= Harry Rintoul =

Canadian playwright and theatre director

Harry Rintoul (December 9, 1956 – January 14, 2002) was a Canadian playwright and theatre director. He was best known for his 1990 play Brave Hearts, which was noted as one of the first significant gay-themed plays in Canadian theatre history to address gay themes in a rural setting outside of the traditional gay urban meccas of Toronto, Vancouver or Montreal.

== Early life ==
Born in Canmore, Alberta, Rintoul moved to Winnipeg, Manitoba in childhood. As a young adult he moved to Regina, Saskatchewan for a time, during which he began writing Brave Hearts, but then moved back to Winnipeg and founded Theatre Projects Manitoba. He met the woman he'd marry in Winnipeg, and they moved to rural Manitoba and had a daughter before he died.

== Career ==
The first production of Brave Hearts was staged by Buddies in Bad Times in Toronto, where it was a Dora Mavor Moore Award nominee for Outstanding New Play, Small Theatre Division in 1991. In 1992, Brave Hearts was included in Making Out, the first significant anthology of gay-themed Canadian plays, alongside works by David Demchuk, Sky Gilbert, Daniel MacIvor, Colin Thomas and Ken Garnhum; in 2006, it appeared in the anthology Perfectly Abnormal: Seven Gay Plays, alongside plays by Greg Kearney, Shawn Postoff, Christian Lloyd, Greg MacArthur, Ken Brand and Michael Achtman.
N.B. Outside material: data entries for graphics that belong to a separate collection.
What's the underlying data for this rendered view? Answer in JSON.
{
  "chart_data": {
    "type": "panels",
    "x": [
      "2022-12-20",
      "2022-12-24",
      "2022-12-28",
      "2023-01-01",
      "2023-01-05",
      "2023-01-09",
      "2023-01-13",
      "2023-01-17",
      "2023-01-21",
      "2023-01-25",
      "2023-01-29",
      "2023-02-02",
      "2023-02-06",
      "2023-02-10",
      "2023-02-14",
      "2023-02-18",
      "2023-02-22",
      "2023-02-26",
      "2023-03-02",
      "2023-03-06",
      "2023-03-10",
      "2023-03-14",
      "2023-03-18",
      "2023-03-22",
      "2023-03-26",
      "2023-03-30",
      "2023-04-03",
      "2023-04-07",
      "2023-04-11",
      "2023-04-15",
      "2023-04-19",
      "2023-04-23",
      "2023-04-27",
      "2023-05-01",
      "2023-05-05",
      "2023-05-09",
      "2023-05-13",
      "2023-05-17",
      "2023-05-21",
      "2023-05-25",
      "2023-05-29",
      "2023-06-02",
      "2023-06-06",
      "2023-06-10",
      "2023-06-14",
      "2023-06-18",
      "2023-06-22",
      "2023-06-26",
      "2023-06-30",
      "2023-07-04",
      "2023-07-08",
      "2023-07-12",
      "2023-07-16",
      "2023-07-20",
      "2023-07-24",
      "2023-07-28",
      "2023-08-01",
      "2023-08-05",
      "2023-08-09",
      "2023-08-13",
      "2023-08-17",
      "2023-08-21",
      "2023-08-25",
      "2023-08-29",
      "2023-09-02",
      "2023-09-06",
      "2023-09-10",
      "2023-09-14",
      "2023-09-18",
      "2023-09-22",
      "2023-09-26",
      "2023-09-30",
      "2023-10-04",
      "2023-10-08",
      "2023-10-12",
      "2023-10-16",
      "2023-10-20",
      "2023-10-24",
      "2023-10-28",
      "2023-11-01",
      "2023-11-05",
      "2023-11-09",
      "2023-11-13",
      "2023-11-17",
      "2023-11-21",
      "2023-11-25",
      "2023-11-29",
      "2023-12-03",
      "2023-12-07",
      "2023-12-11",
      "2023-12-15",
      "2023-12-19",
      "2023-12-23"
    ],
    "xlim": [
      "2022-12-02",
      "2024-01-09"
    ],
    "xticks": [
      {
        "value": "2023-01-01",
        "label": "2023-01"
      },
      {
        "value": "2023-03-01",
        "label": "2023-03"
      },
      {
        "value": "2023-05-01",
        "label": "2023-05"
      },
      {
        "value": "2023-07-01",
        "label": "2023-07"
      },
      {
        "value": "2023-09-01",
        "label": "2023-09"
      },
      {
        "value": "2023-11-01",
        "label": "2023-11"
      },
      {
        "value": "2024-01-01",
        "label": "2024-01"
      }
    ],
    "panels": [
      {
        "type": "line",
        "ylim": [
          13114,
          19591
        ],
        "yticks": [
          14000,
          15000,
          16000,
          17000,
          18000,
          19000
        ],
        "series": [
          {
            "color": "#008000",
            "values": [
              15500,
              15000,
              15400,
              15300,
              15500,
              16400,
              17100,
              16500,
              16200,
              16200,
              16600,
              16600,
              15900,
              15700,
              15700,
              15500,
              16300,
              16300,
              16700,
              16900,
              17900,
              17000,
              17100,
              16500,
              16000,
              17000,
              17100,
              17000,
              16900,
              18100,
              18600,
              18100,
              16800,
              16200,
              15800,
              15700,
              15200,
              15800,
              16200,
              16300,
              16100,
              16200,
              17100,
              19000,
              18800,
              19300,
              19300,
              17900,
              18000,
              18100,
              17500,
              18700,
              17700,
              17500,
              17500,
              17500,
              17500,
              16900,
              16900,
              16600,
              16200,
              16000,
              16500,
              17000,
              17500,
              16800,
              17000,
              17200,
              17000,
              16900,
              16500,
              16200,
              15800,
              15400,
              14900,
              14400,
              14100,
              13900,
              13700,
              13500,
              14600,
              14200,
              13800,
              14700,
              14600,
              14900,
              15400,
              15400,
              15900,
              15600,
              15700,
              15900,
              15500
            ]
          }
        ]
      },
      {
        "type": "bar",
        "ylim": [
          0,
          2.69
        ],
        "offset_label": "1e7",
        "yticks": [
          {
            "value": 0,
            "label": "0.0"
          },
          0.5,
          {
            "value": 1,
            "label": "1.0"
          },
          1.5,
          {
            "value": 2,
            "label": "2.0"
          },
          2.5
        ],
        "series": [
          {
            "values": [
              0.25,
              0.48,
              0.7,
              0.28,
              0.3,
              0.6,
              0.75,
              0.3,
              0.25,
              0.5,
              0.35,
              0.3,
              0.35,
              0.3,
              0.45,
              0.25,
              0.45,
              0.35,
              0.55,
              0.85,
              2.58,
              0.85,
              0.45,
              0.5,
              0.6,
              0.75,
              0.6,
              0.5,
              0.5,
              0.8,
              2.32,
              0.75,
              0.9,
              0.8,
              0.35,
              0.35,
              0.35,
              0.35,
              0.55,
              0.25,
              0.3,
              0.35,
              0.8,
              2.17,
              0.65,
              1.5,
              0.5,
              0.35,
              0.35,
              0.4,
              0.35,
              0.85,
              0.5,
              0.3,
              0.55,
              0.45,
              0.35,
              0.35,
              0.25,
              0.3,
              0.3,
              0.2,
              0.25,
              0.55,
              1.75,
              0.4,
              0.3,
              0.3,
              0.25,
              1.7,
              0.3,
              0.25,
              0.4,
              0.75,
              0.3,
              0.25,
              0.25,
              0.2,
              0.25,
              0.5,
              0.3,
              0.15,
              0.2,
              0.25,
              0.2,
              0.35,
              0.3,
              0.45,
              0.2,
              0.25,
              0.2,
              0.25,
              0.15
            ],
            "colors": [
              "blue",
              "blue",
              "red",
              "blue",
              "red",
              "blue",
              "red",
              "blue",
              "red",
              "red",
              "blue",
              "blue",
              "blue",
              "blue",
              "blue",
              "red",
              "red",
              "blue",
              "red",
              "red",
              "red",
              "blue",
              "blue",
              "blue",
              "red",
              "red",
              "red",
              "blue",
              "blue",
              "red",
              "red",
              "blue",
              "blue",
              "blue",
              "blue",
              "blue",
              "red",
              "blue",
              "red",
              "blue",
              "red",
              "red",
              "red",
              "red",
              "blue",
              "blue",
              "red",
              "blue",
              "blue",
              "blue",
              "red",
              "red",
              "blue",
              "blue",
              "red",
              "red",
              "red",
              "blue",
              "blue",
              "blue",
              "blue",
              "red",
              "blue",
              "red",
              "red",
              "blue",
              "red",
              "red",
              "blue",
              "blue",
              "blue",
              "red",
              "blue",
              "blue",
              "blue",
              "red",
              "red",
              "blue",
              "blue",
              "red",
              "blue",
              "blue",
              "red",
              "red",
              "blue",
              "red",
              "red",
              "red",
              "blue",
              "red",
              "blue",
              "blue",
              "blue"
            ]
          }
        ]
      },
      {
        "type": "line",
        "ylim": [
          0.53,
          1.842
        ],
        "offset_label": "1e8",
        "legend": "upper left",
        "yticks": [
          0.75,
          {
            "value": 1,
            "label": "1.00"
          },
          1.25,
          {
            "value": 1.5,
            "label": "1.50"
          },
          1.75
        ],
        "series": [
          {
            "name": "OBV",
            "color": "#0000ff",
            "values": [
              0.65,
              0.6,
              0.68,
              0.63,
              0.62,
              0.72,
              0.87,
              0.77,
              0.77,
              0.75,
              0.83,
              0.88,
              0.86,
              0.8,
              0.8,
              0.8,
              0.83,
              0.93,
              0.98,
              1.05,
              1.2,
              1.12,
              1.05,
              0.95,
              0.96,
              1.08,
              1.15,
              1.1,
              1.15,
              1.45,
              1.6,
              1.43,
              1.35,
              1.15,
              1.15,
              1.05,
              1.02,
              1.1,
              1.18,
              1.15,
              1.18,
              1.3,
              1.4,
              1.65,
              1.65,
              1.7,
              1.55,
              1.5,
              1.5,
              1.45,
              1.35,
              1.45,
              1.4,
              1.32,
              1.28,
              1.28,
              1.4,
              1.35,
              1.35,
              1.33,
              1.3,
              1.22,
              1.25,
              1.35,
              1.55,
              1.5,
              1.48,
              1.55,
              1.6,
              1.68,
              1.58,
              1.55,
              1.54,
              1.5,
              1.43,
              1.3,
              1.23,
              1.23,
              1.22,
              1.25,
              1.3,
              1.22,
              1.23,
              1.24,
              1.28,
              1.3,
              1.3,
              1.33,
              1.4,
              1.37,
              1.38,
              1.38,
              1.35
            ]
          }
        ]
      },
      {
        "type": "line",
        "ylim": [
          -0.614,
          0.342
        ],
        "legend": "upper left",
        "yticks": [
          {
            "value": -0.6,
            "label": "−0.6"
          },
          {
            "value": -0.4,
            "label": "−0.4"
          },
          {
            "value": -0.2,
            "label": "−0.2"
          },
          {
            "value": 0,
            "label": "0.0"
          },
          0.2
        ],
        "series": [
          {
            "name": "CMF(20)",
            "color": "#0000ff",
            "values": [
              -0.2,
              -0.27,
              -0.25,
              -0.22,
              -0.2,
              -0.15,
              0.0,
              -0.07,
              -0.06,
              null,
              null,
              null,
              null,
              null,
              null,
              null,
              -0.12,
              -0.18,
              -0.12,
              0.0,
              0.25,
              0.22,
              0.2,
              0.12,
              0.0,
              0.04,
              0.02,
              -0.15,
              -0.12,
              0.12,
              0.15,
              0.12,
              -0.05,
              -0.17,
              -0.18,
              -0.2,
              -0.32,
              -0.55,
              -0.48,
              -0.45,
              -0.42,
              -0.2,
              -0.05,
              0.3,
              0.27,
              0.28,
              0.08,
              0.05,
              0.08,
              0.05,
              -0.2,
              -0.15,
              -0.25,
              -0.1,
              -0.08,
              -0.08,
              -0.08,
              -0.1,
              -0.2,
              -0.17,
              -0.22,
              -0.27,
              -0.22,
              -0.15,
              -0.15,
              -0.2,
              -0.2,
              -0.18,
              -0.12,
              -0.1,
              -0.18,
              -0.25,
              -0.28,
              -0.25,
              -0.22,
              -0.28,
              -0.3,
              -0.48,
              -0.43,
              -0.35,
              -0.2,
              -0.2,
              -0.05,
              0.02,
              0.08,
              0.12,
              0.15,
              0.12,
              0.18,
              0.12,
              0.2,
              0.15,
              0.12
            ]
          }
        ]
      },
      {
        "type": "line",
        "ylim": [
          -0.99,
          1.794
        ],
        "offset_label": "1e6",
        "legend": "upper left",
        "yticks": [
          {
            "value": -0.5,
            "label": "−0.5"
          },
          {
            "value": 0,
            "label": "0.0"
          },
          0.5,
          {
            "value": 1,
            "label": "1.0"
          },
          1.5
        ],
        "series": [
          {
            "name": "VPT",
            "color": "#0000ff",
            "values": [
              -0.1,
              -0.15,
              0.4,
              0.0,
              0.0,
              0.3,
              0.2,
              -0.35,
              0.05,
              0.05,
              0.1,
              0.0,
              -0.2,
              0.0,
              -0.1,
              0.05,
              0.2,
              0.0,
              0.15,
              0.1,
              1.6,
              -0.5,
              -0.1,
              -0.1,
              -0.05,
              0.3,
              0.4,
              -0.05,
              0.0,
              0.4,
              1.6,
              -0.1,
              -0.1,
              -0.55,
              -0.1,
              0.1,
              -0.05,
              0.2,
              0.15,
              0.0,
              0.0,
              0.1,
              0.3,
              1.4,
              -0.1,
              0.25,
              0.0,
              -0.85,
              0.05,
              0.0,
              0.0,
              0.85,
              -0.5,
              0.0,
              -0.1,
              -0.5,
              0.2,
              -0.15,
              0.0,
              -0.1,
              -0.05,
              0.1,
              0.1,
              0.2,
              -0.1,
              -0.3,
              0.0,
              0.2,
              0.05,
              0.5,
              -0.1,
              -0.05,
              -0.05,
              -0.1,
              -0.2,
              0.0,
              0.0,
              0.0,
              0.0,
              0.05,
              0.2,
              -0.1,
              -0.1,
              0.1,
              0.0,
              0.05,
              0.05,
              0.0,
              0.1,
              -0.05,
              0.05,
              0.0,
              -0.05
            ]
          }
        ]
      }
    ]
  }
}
Rintoul's other plays included Life and Times, Refugees, Montana, Jack of Hearts, Between Then and Now, The Convergence of Luke and Lake Nowhere.

== Harry S. Rintoul Memorial Award ==

Following his death in 2002, the Manitoba Association of Playwrights established an annual Harry S. Rintoul Memorial Award, presented to the year's best play by a Manitoba writer at the Winnipeg Fringe Theatre Festival.